The news that the cheapest ticket to see Ireland play the World Champion Springboks in the new stadium at Lansdowne Road retails at a tasty one hundred bucks has been greeted with horror, amazement and dismay. Rugby tickets were never either cheap or easy to get but my goodness, once a commodity goes into three figures people are inclined to stop and think before opening up the sporran.
Irish rugby has never been as popular as it now. The provincial system, which has been present since forever, suddenly became the ideal unit size for the new international club competitions that the professional game brought. The damage wrought to proud old clubs like Lansdowne, Shannon or Dungannon was all forgotten about when the provinces returned home laden with titles and booty.
Couple the rise of the provinces with the presence of a golden generation that saw Ireland win their second ever Grand Slam and sensible people were suddenly wondering if rugby really would challenge the GAA as the most popular sport in Ireland.
How odd, then, that the IRFU should put that in danger, as they are currently doing. Or, is it the case as some cynics suggest that popularity was never something that the Irish rugby establishment ever really desired? As long as player numbers remained stable, were they quite happy to retain their historic aura or elitism? To keep the game among one’s own kind of people?
The ticket prices aren’t the strangest part of it. One of the hardest things to understand about the IRFU in the past six months has been how happy they were to see their potential attendance at games drop from eighty to fifty thousand. How can any sports organisation be happy to see the potential audience at live showpiece games not only reduce, but reduce by more than a quarter? It doesn’t make sense.
The other thing that doesn’t make sense is the Irish rugby establishment’s unquestioning acceptance of the notion that the game in Ireland would be wiped out without Sky television coverage and their hysterical reaction to Minister Ryan’s proposals to do with free to air TV. Keith Duggan of the Irish Times was the only mainstream journalist to question this primacy of Sky television, and to go on to wonder if there wasn’t something just a little bit not right about a national sports organisation that cares so little for a specifically national broadcasting angle on its live games.
In the past ten years, many Irish people looked to rugby, specifically to the Munster and Ireland teams, to represent all that’s best about the nation. The IRFU accepted this love. And have repaid it with hundred Euro tickets, sublime indifference to thirty thousand fans locked out for home internationals and a willingness to have the TV games dissected from London, rather than Ireland (be that Limerick, Galway, Belfast or Dublin).
That’s an extraordinary way for the Irish rugby establishment to react to the hands that have been feeding them for a decade. Not least as the success of Irish rugby has been due to a golden generation winning things – a golden generation that is getting very old, very quickly.
Vital players are hanging on for one last hurrah at the 2011 World Cup after the disaster of 2007, but they are past their sell-by date already, one year before a ball is kicked. They will not be easily replaced. This is apart from Brian O’Driscoll of course, whose like will never be seen again. Seeing someone like O’Driscoll is like seeing Halley’s Comet. It’s a once in a lifetime thing.
But outside of a genius in our time, the Irish playing pool is exposing itself as dangerously shallow in vital positions like tight head prop and fly-half. There is so little domestic rugby played in Ireland that players in those very specialist positions don’t have the time to learn their trade and build experience before being thrown in at a level higher than their ability out of desperation. Fly-halves and props who are anonymous in their own countries can look so competent for provinces here because they come from a much richer rugby culture. Even the Australians.

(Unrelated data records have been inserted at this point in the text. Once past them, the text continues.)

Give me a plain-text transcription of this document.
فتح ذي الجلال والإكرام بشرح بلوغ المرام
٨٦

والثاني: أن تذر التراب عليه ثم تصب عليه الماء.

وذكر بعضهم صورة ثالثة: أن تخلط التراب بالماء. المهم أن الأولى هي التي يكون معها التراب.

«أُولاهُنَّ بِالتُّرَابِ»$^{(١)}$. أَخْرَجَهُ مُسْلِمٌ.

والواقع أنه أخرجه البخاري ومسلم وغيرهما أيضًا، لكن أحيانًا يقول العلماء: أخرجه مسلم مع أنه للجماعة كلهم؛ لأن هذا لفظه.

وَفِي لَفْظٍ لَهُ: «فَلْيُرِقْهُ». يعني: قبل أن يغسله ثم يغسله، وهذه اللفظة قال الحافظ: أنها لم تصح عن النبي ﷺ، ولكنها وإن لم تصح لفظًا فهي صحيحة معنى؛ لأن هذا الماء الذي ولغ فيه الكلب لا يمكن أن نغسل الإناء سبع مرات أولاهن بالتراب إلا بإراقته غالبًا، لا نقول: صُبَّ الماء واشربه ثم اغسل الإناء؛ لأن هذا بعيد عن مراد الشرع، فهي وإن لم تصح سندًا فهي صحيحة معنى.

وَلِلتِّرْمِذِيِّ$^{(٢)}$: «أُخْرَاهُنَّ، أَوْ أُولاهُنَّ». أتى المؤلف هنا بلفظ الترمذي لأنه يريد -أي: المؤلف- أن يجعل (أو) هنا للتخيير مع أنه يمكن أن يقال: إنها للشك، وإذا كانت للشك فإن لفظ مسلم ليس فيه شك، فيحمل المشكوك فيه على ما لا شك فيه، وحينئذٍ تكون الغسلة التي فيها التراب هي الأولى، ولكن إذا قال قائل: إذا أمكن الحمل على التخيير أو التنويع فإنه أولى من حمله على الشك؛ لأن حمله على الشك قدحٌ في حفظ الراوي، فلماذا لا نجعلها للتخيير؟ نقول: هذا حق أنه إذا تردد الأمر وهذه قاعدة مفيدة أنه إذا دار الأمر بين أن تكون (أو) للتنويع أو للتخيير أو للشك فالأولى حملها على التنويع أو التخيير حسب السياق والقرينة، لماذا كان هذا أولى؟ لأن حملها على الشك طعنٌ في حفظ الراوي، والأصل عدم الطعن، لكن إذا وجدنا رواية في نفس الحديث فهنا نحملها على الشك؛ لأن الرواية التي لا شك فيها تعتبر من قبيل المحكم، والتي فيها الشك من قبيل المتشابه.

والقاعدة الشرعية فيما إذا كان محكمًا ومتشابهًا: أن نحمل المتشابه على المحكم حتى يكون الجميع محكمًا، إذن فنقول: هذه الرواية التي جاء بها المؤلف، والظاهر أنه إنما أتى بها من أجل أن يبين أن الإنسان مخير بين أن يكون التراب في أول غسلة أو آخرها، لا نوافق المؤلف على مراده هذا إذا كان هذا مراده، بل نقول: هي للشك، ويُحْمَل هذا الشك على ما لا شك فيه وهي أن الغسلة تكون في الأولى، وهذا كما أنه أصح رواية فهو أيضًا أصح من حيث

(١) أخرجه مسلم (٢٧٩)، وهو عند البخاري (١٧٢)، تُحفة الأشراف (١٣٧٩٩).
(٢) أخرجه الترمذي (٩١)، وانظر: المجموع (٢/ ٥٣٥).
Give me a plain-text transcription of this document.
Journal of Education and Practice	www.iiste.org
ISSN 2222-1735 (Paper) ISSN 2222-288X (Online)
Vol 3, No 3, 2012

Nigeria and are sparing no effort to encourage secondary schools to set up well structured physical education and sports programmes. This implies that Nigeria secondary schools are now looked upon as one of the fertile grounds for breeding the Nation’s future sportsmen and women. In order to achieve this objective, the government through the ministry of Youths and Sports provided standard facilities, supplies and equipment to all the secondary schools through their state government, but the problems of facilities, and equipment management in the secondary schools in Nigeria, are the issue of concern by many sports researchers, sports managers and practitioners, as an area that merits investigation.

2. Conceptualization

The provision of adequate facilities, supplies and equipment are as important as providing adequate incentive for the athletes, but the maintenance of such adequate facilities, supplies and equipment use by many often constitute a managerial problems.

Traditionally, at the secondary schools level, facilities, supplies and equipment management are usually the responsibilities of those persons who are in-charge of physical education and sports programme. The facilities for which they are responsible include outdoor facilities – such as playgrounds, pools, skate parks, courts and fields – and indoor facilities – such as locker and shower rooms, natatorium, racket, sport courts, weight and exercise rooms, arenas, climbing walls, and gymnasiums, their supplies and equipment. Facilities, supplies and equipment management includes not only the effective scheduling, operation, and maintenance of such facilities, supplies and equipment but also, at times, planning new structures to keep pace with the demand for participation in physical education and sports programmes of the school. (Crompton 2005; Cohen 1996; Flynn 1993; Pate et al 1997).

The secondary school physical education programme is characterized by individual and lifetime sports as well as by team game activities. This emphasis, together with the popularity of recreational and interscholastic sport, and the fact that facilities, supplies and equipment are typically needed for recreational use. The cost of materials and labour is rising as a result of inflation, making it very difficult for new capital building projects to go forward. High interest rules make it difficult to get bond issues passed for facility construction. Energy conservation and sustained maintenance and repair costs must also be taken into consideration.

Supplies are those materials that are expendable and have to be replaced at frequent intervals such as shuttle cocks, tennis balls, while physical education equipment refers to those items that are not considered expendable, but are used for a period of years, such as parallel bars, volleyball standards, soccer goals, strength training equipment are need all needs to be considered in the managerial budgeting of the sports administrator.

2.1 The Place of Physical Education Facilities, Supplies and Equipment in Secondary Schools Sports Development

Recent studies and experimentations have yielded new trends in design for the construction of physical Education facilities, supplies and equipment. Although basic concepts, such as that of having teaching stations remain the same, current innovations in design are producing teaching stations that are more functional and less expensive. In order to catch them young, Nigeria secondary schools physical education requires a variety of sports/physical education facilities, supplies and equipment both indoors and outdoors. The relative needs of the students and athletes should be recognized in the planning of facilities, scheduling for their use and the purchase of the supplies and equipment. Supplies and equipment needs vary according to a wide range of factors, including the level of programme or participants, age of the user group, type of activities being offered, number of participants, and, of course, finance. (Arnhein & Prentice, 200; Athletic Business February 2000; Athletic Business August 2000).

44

Fly-half is vital because the fly-half controls the game, and prop, especially tight-head prop, is vital because the scrum remains integral to the very soul of the game. And, with the way the game has evolved, where France routinely change their entire front row after an hour to make the most of the final quarter, you now need four props and two hookers, instead of the three happy fatties of yore.
What happens if these positions aren’t filled? The reality is that the Irish playing pool is so shallow that if people don’t start challenging for positions in the front row and at fly-half soon, the next ten years won’t be a question of matching the achievements of the golden generation, not even those tin-pot Triple Crowns and second place finishes of the past decade. Without quality at pivotal positions, you’re trying not to be humiliated by Scotland and Italy.
Nervous times for an IRFU that seems to know the price of everything and the value of nothing.
Thursday, August 19, 2010
Is the Irish Rugby Establishment Biting the Hands that Feed It?